Objective: End-stage achalasia as an indication for esophagectomy is sometimes defined by esophageal size and symptoms alone. We sought to evaluate esophagectomy when limited to patients after failed prior intervention.
Design: We conducted a retrospective analysis of patients with achalasia who underwent esophagectomy when myotomy after first intervention was not feasible.
Setting: University-affiliated tertiary care center
Patients: Among 86 patients operated for achalasia between 1960 and 2004, 14 (16.3 %) underwent esophagectomy for end-stage disease. Mean age was 55 years. Mean symptom duration was 17.1 (2-40) years. Prior interventions consisted of at least 1 myotomy in 10, pneumatic dilatation in 2, resection of the cardia in 1, and long-term (> 30 years) dilatation in 2 patients. Four patients required enteral tube alimentation.
Interventions: All patients underwent esophagectomy.

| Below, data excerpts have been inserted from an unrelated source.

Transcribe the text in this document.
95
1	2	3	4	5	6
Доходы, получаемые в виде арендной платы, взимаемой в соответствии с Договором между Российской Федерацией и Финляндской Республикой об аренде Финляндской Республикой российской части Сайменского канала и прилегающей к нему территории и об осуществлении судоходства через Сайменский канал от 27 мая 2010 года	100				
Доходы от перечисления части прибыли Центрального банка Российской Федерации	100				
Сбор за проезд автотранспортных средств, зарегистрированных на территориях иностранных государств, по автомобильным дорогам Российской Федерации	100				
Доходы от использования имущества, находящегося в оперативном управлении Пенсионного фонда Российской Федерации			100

Reconstruction consisted of gastric conduit in 9, short colon in 2, substernal colon in 1, and jejunal interposition in 2.
Main Outcome Measures: Operative mortality, independence of nutritional supplementation, long-term survival
Results: There was no mortality. Mean hospital stay was 14.8 days. Complications occurred in 43% (6/14). Follow-up was complete; mean follow-up was 10.8 years. After jejunal interposition, 1 patient required revision to esophagogastrostomy. Early postoperative dilatation was needed in 5 patients and late in 3. Eleven patients tolerated regular diet with some restrictions in 7, and 3 tolerated soft solids. No patient required tube feedings. Five patients have acid reflux or aspiration. Five patients have died (36%), 1 of advanced emphysema and aspiration.
Conclusions: Myotomy is the first surgical option in achalasia. In end-stage achalasia after failed intervention, esophageal resection and reconstruction with stomach, colon, or jejunum is safe and associated with acceptable long-term results.